Comment dire l’intensité de cet élan vital ? Renaissance et métamorphose sont les deux pôles de cet affût du vivant qui se joue dans l’attention au paysage, à la mer ou bien au sourire de l’autre.

Le mystère et le rêve sans cesse irriguent ce chemin de la naissance à soi. C’est un vers de Roberto Juarroz porteur de cette idée de mystère qui donne le titre au recueil. La poète habite « l’état de poésie », formule qui n’est pas sans rappeler un autre poète, Georges Haldas. Le chant, chez elle, s’amplifie en une tonalité forte, la beauté qui a scintillé agrandit le présent :

« Le pays est en alerte, magnifique et serein. Dans les maisons les désirs se réalisent. Nous sommes les premiers chevaliers de nos âmes. À la portée des dieux, le mystère s’enflamme, solitaire et gracieux. »

Est-ce à dire que tout est rose pour autant ? Bien au contraire, Brigitte Maillard évoque « la détresse des hommes » et, plus loin dans le recueil, « le monde avec ses engelures ». Le souci du monde est toujours là pour qui sait être à l’écoute de ce qui l’entoure.

C’est une poésie du questionnement qui se déploie ici. « Qui sommes-nous ? » demande Brigitte Maillard qui se tourne vers une quête du sens de l’existence. Parole et « lieu commun » universels. À de nombreuses reprises, le poème fait place à la tension de questions. « Tu n’en peux plus de vivre ? Détache-toi du monde ». Et cela passe par l’amour, notion aussi présente dans les mots de la poète que la joie. Cette expérience de l’amour au sens d’énergie vitaliste se voit ici magnifiée : « L’amour comme une envolée intérieure, le chant de l’autre, la vie future, le rêve sans fin, la portée des astres. Le ciel qui vient vers nous, la douloureuse espérance et le regard sacré des anges. Grâce à lui tout s’illumine. »
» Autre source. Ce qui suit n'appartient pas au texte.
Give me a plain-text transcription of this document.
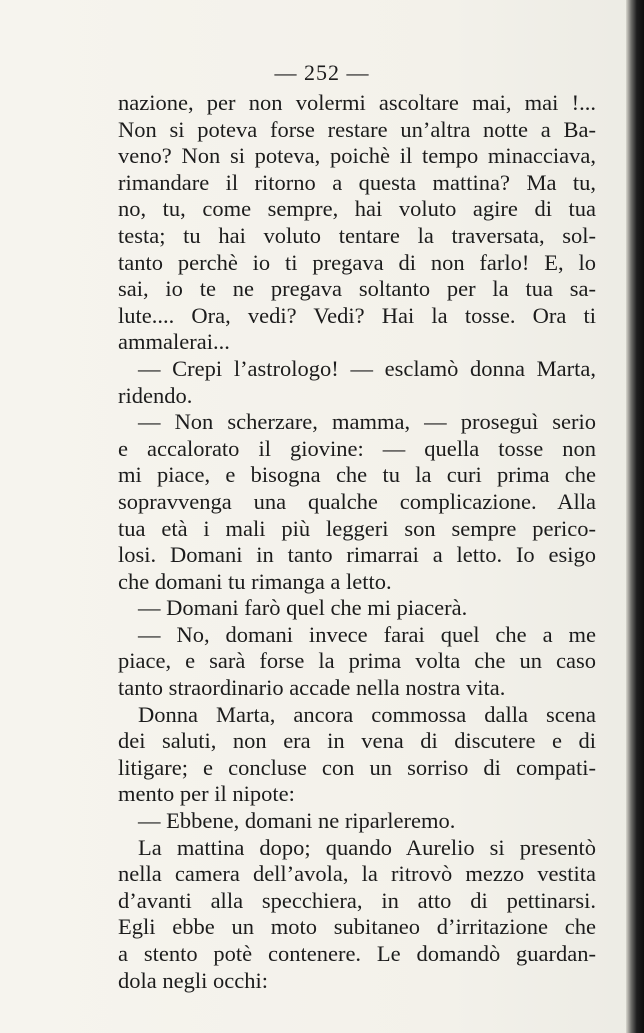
— 252 —
nazione, per non volermi ascoltare mai, mai !...
Non si poteva forse restare un’altra notte a Ba-
veno? Non si poteva, poichè il tempo minacciava,
rimandare il ritorno a questa mattina? Ma tu,
no, tu, come sempre, hai voluto agire di tua
testa; tu hai voluto tentare la traversata, sol-
tanto perchè io ti pregava di non farlo! E, lo
sai, io te ne pregava soltanto per la tua sa-
lute.... Ora, vedi? Vedi? Hai la tosse. Ora ti
ammalerai...
— Crepi l’astrologo! — esclamò donna Marta,
ridendo.
— Non scherzare, mamma, — proseguì serio
e accalorato il giovine: — quella tosse non
mi piace, e bisogna che tu la curi prima che
sopravvenga una qualche complicazione. Alla
tua età i mali più leggeri son sempre perico-
losi. Domani in tanto rimarrai a letto. Io esigo
che domani tu rimanga a letto.
— Domani farò quel che mi piacerà.
— No, domani invece farai quel che a me
piace, e sarà forse la prima volta che un caso
tanto straordinario accade nella nostra vita.
Donna Marta, ancora commossa dalla scena
dei saluti, non era in vena di discutere e di
litigare; e concluse con un sorriso di compati-
mento per il nipote:
— Ebbene, domani ne riparleremo.
La mattina dopo; quando Aurelio si presentò
nella camera dell’avola, la ritrovò mezzo vestita
d’avanti alla specchiera, in atto di pettinarsi.
Egli ebbe un moto subitaneo d’irritazione che
a stento potè contenere. Le domandò guardan-
dola negli occhi:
« je ne suis ni guérie ni malade ». C’est une façon de dire que la vérité de l’être est ailleurs. Dans cette centralité du poème, véritable contre-chant autour duquel s’organise la vie. Au cœur des mots et de leur transmutation mystérieuse. La beauté ? « une grâce pour les riverains, un solide état d’âme […] Écrire pour que la vie redevienne ce qu’elle n’a jamais cessé d’être ». Écrire prend ainsi une visée cathartique. Il s’agit de transmuer ce qui s’éprouve de souffrance en quelque chose de plus élevé.

Dans ce mouvement d’éveil, le retour des choses vers le temps lointain, primordial de l’enfance suspend la temporalité linéaire et se boucle en un temps cyclique : « Que s’ouvre maintenant le temps glorieux de l’enfance ! ». Une musique naît par petites touches et retouches dans la fluidité de ces vers qui nous emportent par ce « oui » au monde.